Let's Play Buzzword Bingo
Every industry has its own vocabulary and script. In medicine, especially in dermatology training, the fundamentals start with vocabulary. Morphology, pathology, and physical exam findings all have unique descriptions and words that take practice to apply, and even longer to understand. But in essence, it is how we communicate, and our jargon sets us apart from other clinicians and allows us to stay one step ahead of pharmacists, insurance people, and patients.
Obviously, we communicate differently with colleagues than with “customers,” as patients now want to be thought of. We all use buzzwords to make explanations simpler or to get certain points across for discussing diseases and treatments: “pre-cancerous” for AKs, “change the architecture of the skin” for using retinoids, “modifying the process” and “turning off the faucet instead of mopping up the mess” for explaining biologics over steroids are a few of my favorite, and probably way overused, buzzwords.
Corporate speak is another matter altogether, especially in sales. If you are involved with pharma at all, you hear it all the time…and it can absolutely make you bananas the more you listen to the scripts. Moreover, as big pharma permeates dermatology while derm-only pharma nears extinction, and familiar faces are either retiring or being replaced with big pharma transplants, the echoes of corporate speak are getting louder. Phrases and words like “feedback,” “unmet need,” “put a pin in it for now,” “align on it,” and “30,000-foot view” now permeate the derm airwaves.
These scripts often become routine, just as in medicine. But doctors hate these scripts because they are often interpreted as dismissive, inexperienced, or detached, mainly because the relationships are transient compared to the ones we develop with patients and colleagues. When was the last time you replied to a patient “You waited five minutes and you’re upset? That’s great feedback!” or “Let’s put a pin in that Merkel Cell Carcinoma diagnosis until your next visit.”
My favorite buzzword over the last 20 years has been “feedback” because it is the easiest cop-out word for any uncomfortable or challenging conversation. To me, feedback is something you are asked for when someone presents something for review, whereas advice is something solicited when there is no concrete answer. If I ask you if you like this editorial and you say it stinks, I would say thanks for the feedback. But if you came to me on your own and said “Neal, don’t quit your day job,” I would say thanks for the advice.

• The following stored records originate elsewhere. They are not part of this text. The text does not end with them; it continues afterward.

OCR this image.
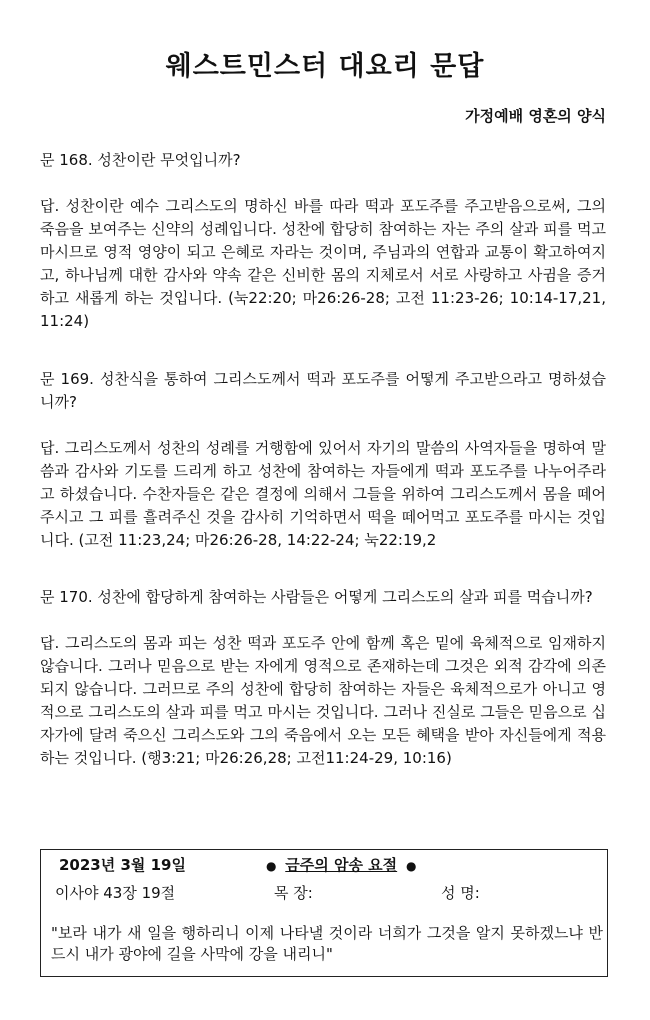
웨스트민스터 대요리 문답
가정예배 영혼의 양식
문 168. 성찬이란 무엇입니까?
답. 성찬이란 예수 그리스도의 명하신 바를 따라 떡과 포도주를 주고받음으로써, 그의 죽음을 보여주는 신약의 성례입니다. 성찬에 합당히 참여하는 자는 주의 살과 피를 먹고 마시므로 영적 영양이 되고 은혜로 자라는 것이며, 주님과의 연합과 교통이 확고하여지고, 하나님께 대한 감사와 약속 같은 신비한 몸의 지체로서 서로 사랑하고 사귐을 증거하고 새롭게 하는 것입니다. (눅22:20; 마26:26-28; 고전 11:23-26; 10:14-17,21, 11:24)
문 169. 성찬식을 통하여 그리스도께서 떡과 포도주를 어떻게 주고받으라고 명하셨습니까?
답. 그리스도께서 성찬의 성례를 거행함에 있어서 자기의 말씀의 사역자들을 명하여 말씀과 감사와 기도를 드리게 하고 성찬에 참여하는 자들에게 떡과 포도주를 나누어주라고 하셨습니다. 수찬자들은 같은 결정에 의해서 그들을 위하여 그리스도께서 몸을 떼어 주시고 그 피를 흘려주신 것을 감사히 기억하면서 떡을 떼어먹고 포도주를 마시는 것입니다. (고전 11:23,24; 마26:26-28, 14:22-24; 눅22:19,2
문 170. 성찬에 합당하게 참여하는 사람들은 어떻게 그리스도의 살과 피를 먹습니까?
답. 그리스도의 몸과 피는 성찬 떡과 포도주 안에 함께 혹은 밑에 육체적으로 임재하지 않습니다. 그러나 믿음으로 받는 자에게 영적으로 존재하는데 그것은 외적 감각에 의존되지 않습니다. 그러므로 주의 성찬에 합당히 참여하는 자들은 육체적으로가 아니고 영적으로 그리스도의 살과 피를 먹고 마시는 것입니다. 그러나 진실로 그들은 믿음으로 십자가에 달려 죽으신 그리스도와 그의 죽음에서 오는 모든 혜택을 받아 자신들에게 적용하는 것입니다. (행3:21; 마26:26,28; 고전11:24-29, 10:16)
2023년 3월 19일	● 금주의 암송 요절 ●
이사야 43장 19절	목 장:	성 명:
"보라 내가 새 일을 행하리니 이제 나타낼 것이라 너희가 그것을 알지 못하겠느냐 반드시 내가 광야에 길을 사막에 강을 내리니"
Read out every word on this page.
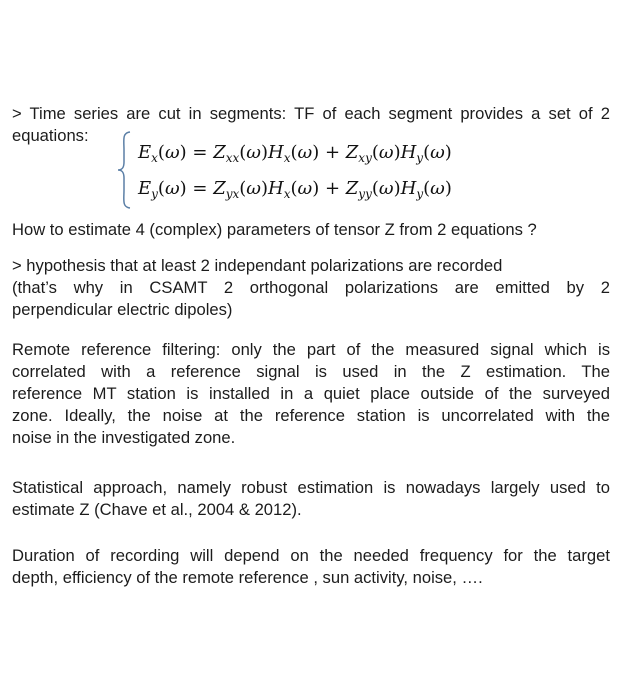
> Time series are cut in segments: TF of each segment provides a set of 2
equations:

$E_x(\omega) = Z_{xx}(\omega)H_x(\omega) + Z_{xy}(\omega)H_y(\omega)$
$E_y(\omega) = Z_{yx}(\omega)H_x(\omega) + Z_{yy}(\omega)H_y(\omega)$

How to estimate 4 (complex) parameters of tensor Z from 2 equations ?

> hypothesis that at least 2 independant polarizations are recorded
(that’s why in CSAMT 2 orthogonal polarizations are emitted by 2
perpendicular electric dipoles)

Remote reference filtering: only the part of the measured signal which is
correlated with a reference signal is used in the Z estimation. The
reference MT station is installed in a quiet place outside of the surveyed
zone. Ideally, the noise at the reference station is uncorrelated with the
noise in the investigated zone.

Statistical approach, namely robust estimation is nowadays largely used to
estimate Z (Chave et al., 2004 & 2012).

Duration of recording will depend on the needed frequency for the target
depth, efficiency of the remote reference , sun activity, noise, ….
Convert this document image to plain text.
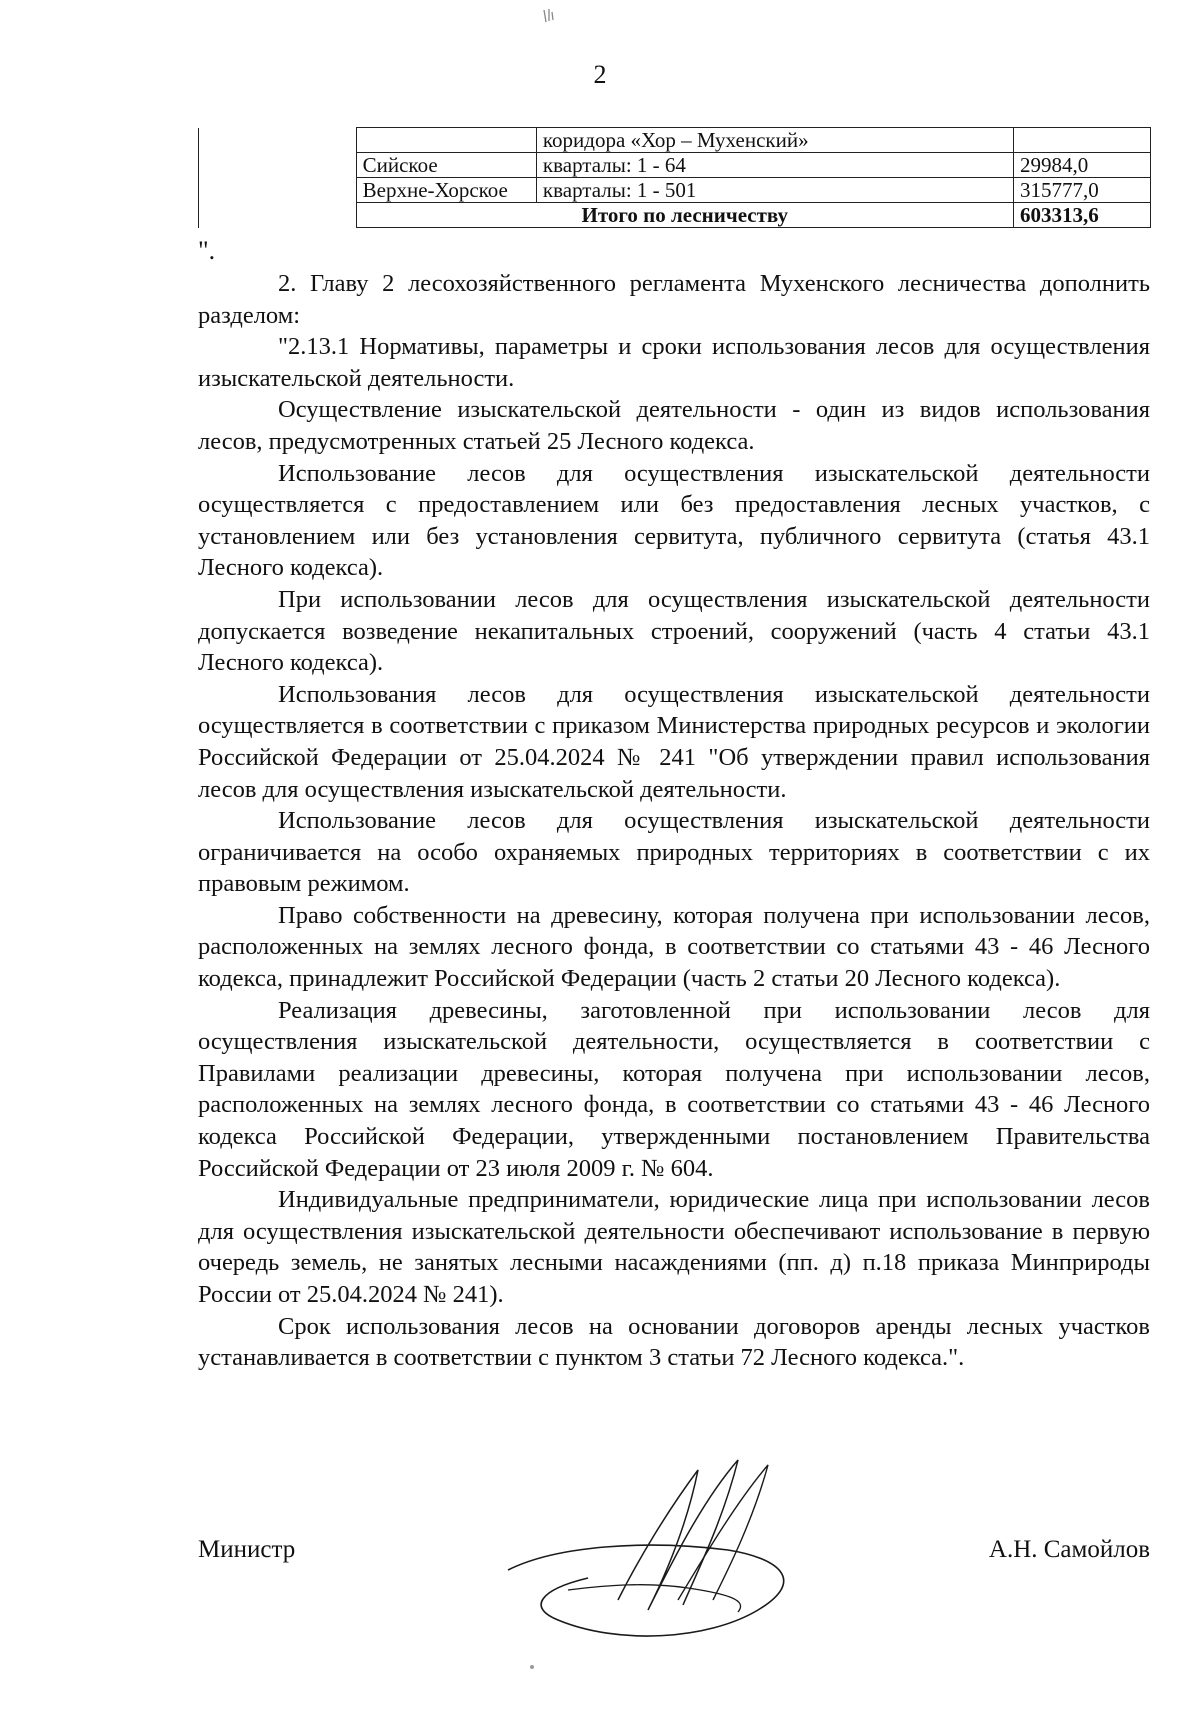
2
		коридора «Хор – Мухенский»	
	Сийское	кварталы: 1 - 64	29984,0
	Верхне-Хорское	кварталы: 1 - 501	315777,0
	Итого по лесничеству		603313,6
".

2. Главу 2 лесохозяйственного регламента Мухенского лесничества дополнить разделом:

"2.13.1 Нормативы, параметры и сроки использования лесов для осуществления изыскательской деятельности.

Осуществление изыскательской деятельности - один из видов использования лесов, предусмотренных статьей 25 Лесного кодекса.

Использование лесов для осуществления изыскательской деятельности осуществляется с предоставлением или без предоставления лесных участков, с установлением или без установления сервитута, публичного сервитута (статья 43.1 Лесного кодекса).

При использовании лесов для осуществления изыскательской деятельности допускается возведение некапитальных строений, сооружений (часть 4 статьи 43.1 Лесного кодекса).

Использования лесов для осуществления изыскательской деятельности осуществляется в соответствии с приказом Министерства природных ресурсов и экологии Российской Федерации от 25.04.2024 № 241 "Об утверждении правил использования лесов для осуществления изыскательской деятельности.

Использование лесов для осуществления изыскательской деятельности ограничивается на особо охраняемых природных территориях в соответствии с их правовым режимом.

Право собственности на древесину, которая получена при использовании лесов, расположенных на землях лесного фонда, в соответствии со статьями 43 - 46 Лесного кодекса, принадлежит Российской Федерации (часть 2 статьи 20 Лесного кодекса).

Реализация древесины, заготовленной при использовании лесов для осуществления изыскательской деятельности, осуществляется в соответствии с Правилами реализации древесины, которая получена при использовании лесов, расположенных на землях лесного фонда, в соответствии со статьями 43 - 46 Лесного кодекса Российской Федерации, утвержденными постановлением Правительства Российской Федерации от 23 июля 2009 г. № 604.

Индивидуальные предприниматели, юридические лица при использовании лесов для осуществления изыскательской деятельности обеспечивают использование в первую очередь земель, не занятых лесными насаждениями (пп. д) п.18 приказа Минприроды России от 25.04.2024 № 241).

Срок использования лесов на основании договоров аренды лесных участков устанавливается в соответствии с пунктом 3 статьи 72 Лесного кодекса.".

Министр	А.Н. Самойлов
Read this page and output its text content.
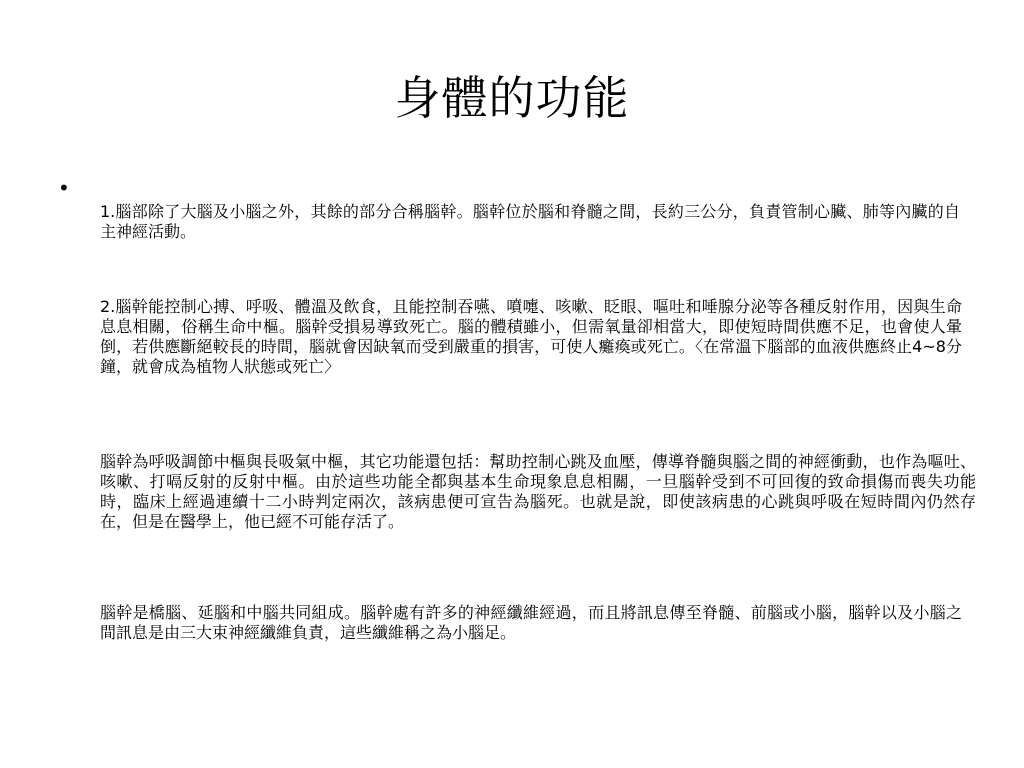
身體的功能
•

1.腦部除了大腦及小腦之外，其餘的部分合稱腦幹。腦幹位於腦和脊髓之間，長約三公分，負責管制心臟、肺等內臟的自主神經活動。

2.腦幹能控制心搏、呼吸、體溫及飲食，且能控制吞嚥、噴嚏、咳嗽、眨眼、嘔吐和唾腺分泌等各種反射作用，因與生命息息相關，俗稱生命中樞。腦幹受損易導致死亡。腦的體積雖小，但需氧量卻相當大，即使短時間供應不足，也會使人暈倒，若供應斷絕較長的時間，腦就會因缺氧而受到嚴重的損害，可使人癱瘓或死亡。〈在常溫下腦部的血液供應終止4~8分鐘，就會成為植物人狀態或死亡〉

腦幹為呼吸調節中樞與長吸氣中樞，其它功能還包括：幫助控制心跳及血壓，傳導脊髓與腦之間的神經衝動，也作為嘔吐、咳嗽、打嗝反射的反射中樞。由於這些功能全都與基本生命現象息息相關，一旦腦幹受到不可回復的致命損傷而喪失功能時，臨床上經過連續十二小時判定兩次，該病患便可宣告為腦死。也就是說，即使該病患的心跳與呼吸在短時間內仍然存在，但是在醫學上，他已經不可能存活了。

腦幹是橋腦、延腦和中腦共同組成。腦幹處有許多的神經纖維經過，而且將訊息傳至脊髓、前腦或小腦，腦幹以及小腦之間訊息是由三大束神經纖維負責，這些纖維稱之為小腦足。
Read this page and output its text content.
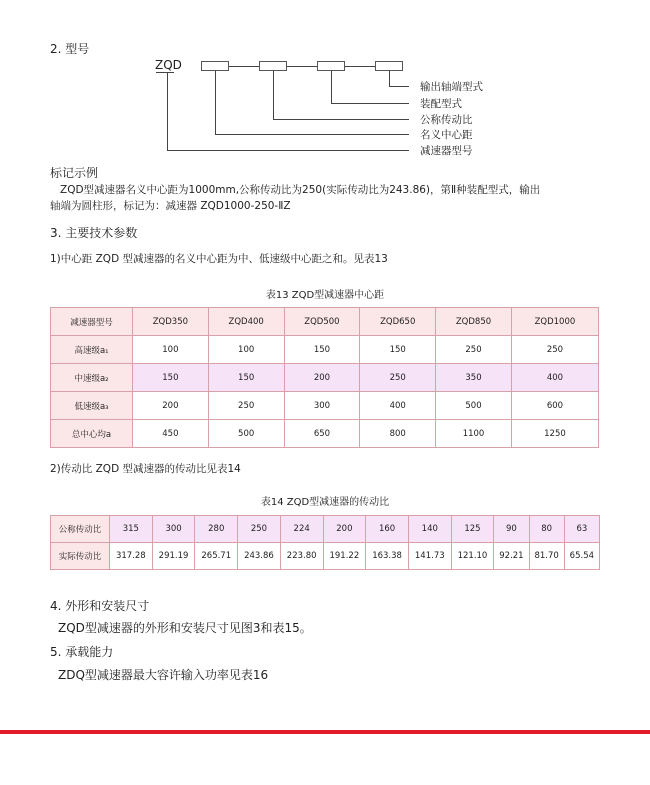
2. 型号
ZQD
输出轴端型式
装配型式
公称传动比
名义中心距
减速器型号
标记示例
ZQD型减速器名义中心距为1000mm,公称传动比为250(实际传动比为243.86)，第Ⅱ种装配型式，输出
轴端为圆柱形，标记为：减速器 ZQD1000-250-ⅡZ
3. 主要技术参数
1)中心距 ZQD 型减速器的名义中心距为中、低速级中心距之和。见表13
表13 ZQD型减速器中心距
减速器型号	ZQD350	ZQD400	ZQD500	ZQD650	ZQD850	ZQD1000
高速级a₁	100	100	150	150	250	250
中速级a₂	150	150	200	250	350	400
低速级a₃	200	250	300	400	500	600
总中心均a	450	500	650	800	1100	1250
2)传动比 ZQD 型减速器的传动比见表14
表14 ZQD型减速器的传动比
公称传动比	315	300	280	250	224	200	160	140	125	90	80	63
实际传动比	317.28	291.19	265.71	243.86	223.80	191.22	163.38	141.73	121.10	92.21	81.70	65.54
4. 外形和安装尺寸
ZQD型减速器的外形和安装尺寸见图3和表15。
5. 承载能力
ZDQ型减速器最大容许输入功率见表16
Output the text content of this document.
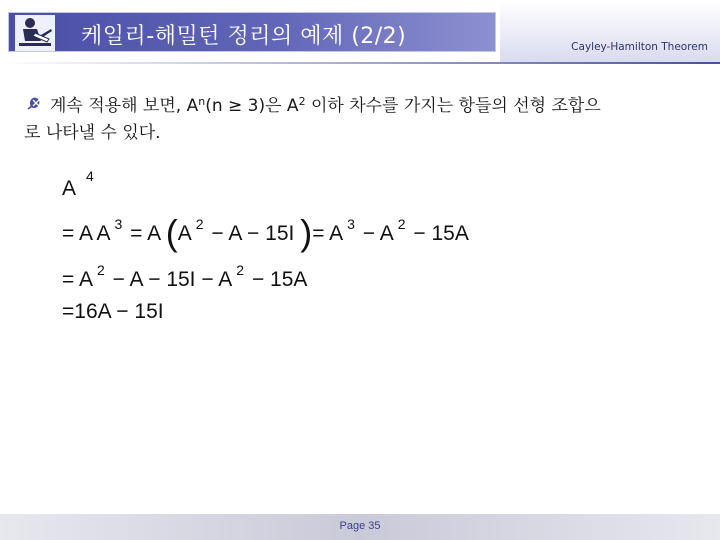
케일리-해밀턴 정리의 예제 (2/2)	Cayley-Hamilton Theorem
계속 적용해 보면, $A^n(n \ge 3)$은 $A^2$ 이하 차수를 가지는 항들의 선형 조합으
로 나타낼 수 있다.
$A^4$
= A A $^3$ = A (A $^2$ − A − 15I )= A $^3$ − A $^2$ − 15A
= A $^2$ − A − 15I − A $^2$ − 15A
=16A − 15I
Page 35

I recently participated in an advisory board and one of the newbies to derm came up politely and said, “Thanks for the feedback.” So I thought about it for a minute as we were at an “advisory board” not a “feedback board,” and my reply was, “Feedback is something you give when you are presented with something to reply to, this was a meeting about advice for marketing a product to your new customer base.” Holy moly, you should have seen the deer in the headlights look on that one!
Needless to say, in that encounter I took away the script and made it real, but in many cases in the corporate world, especially in pharma, everyone already knows what they can or cannot do, given the “30,000-foot view.” Many conversations with the new derm pharma (and I call it new because we are losing touch with traditional derm pharma that was part of the family), often end in futility because the corporate base doesn’t understand dermatology and how we think and operate. However, when an advisor actually gives suggestions on how to make things better, and the only reply is, “That’s great feedback!” or “Thanks for the feedback!” it really just means, “I could not care less. I already have a plan so save your breath and stay tuned.”
So in the spirit of the old Bob Newhart Show, which inspired a drinking game where everyone had to drink when they heard “Bob,” there should be some kind of tally of how often the word “feedback” comes up in a sentence, how many meanings it has, what context it comes from, and how many times the same source says it. So I offer some simple advice—not feedback! Just be genuine, shred the script, and be yourself.